Cross-organisation integration is one, and it is worth being clear about why. The thin-event model assumes the consumer can call back to your API for the detail. Across a company boundary that assumption often breaks: the other organisation may have no network path into your systems, no credentials to authenticate, and no claim on your rate limits or uptime, and you may not want to expose an internal API to an outside party in the first place. A fat event sidesteps all of that by carrying everything the partner needs, so they never have to reach back into your estate. Inside one organisation, where a shared API is easy, that pressure mostly disappears, which is why the same argument does not push you toward fat events internally. Audit and replay is another case: if you need to reconstruct exactly what was known at the time something happened, a fat event captures that snapshot in a way a callback never can, because the source data has since moved on. And consumers that must keep working while the producer is down have a genuine reason to want the data in hand rather than a promise they can fetch it later.

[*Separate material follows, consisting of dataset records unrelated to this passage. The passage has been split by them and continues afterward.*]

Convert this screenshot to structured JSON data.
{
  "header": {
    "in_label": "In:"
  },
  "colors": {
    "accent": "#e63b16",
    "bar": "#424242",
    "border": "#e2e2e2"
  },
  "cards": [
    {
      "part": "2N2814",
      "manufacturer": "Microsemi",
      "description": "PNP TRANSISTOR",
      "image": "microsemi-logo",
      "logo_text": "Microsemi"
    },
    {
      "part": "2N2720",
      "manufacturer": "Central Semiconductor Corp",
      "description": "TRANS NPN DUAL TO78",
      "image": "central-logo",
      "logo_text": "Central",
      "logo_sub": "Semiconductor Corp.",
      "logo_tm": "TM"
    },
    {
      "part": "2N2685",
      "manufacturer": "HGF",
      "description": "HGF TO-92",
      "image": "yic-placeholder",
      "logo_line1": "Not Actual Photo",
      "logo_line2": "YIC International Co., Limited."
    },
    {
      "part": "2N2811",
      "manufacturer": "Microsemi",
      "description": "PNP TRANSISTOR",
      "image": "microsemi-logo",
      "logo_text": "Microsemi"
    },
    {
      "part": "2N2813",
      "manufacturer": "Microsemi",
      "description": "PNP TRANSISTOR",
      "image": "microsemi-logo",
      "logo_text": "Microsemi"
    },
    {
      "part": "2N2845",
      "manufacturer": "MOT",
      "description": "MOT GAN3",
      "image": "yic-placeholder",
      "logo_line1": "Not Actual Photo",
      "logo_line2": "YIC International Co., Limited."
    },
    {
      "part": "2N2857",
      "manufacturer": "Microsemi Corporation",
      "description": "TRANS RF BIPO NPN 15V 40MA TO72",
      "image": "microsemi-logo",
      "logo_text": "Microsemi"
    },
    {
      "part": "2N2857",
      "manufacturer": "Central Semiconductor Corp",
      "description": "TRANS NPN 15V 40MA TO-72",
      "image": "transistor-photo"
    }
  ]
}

There is also a failure mode worth naming on the other side. If you go thin and then decompose your services too far, you can end up with chatty synchronous callbacks flying between dozens of tiny services. That is a distributed monolith: all the latency and fragility of the network with none of the independence you were promised. Thin events are a tool, not a virtue. The read-model pattern exists precisely so you do not fall into this.
What I would actually do
For internal enterprise integration, I start thin. The event announces a business fact and carries an id, and I treat that as the default until something gives me a concrete reason to do otherwise.
When a consumer needs detail, I reach for a read model before I reach for a fatter event, so the callback dependency does not turn into a bottleneck. When the data is genuinely large, claim-check keeps it off the bus. When state and events have to agree, the outbox makes that atomic. And I keep a hard line between the rich events I use inside a service and the lean, versioned ones I publish to everyone else.
When I do decide to carry the data, I make it a conscious choice with a written reason, usually cross-organisation reach, audit, or a consumer that has to survive my downtime. That note matters, because it stops the exception quietly becoming the norm.
The thread running through all of this is the same business outcome: systems that can change without waiting for each other. Fat events feel generous in the moment and charge you later in coupling. Thin events ask for a little more engineering up front and pay it back in the freedom to move. For most enterprises, most of the time, that is the better trade.
It is worth remembering which way the industry tends to push while you make that call. A lot of vendor guidance nudges you toward fat events, because the more of your data flows through and settles inside their platform, the more valuable that platform becomes to them. That does not make the advice wrong, but the incentive runs toward fat while your own interest, most of the time, runs toward thin. Weigh the advice knowing who benefits from it.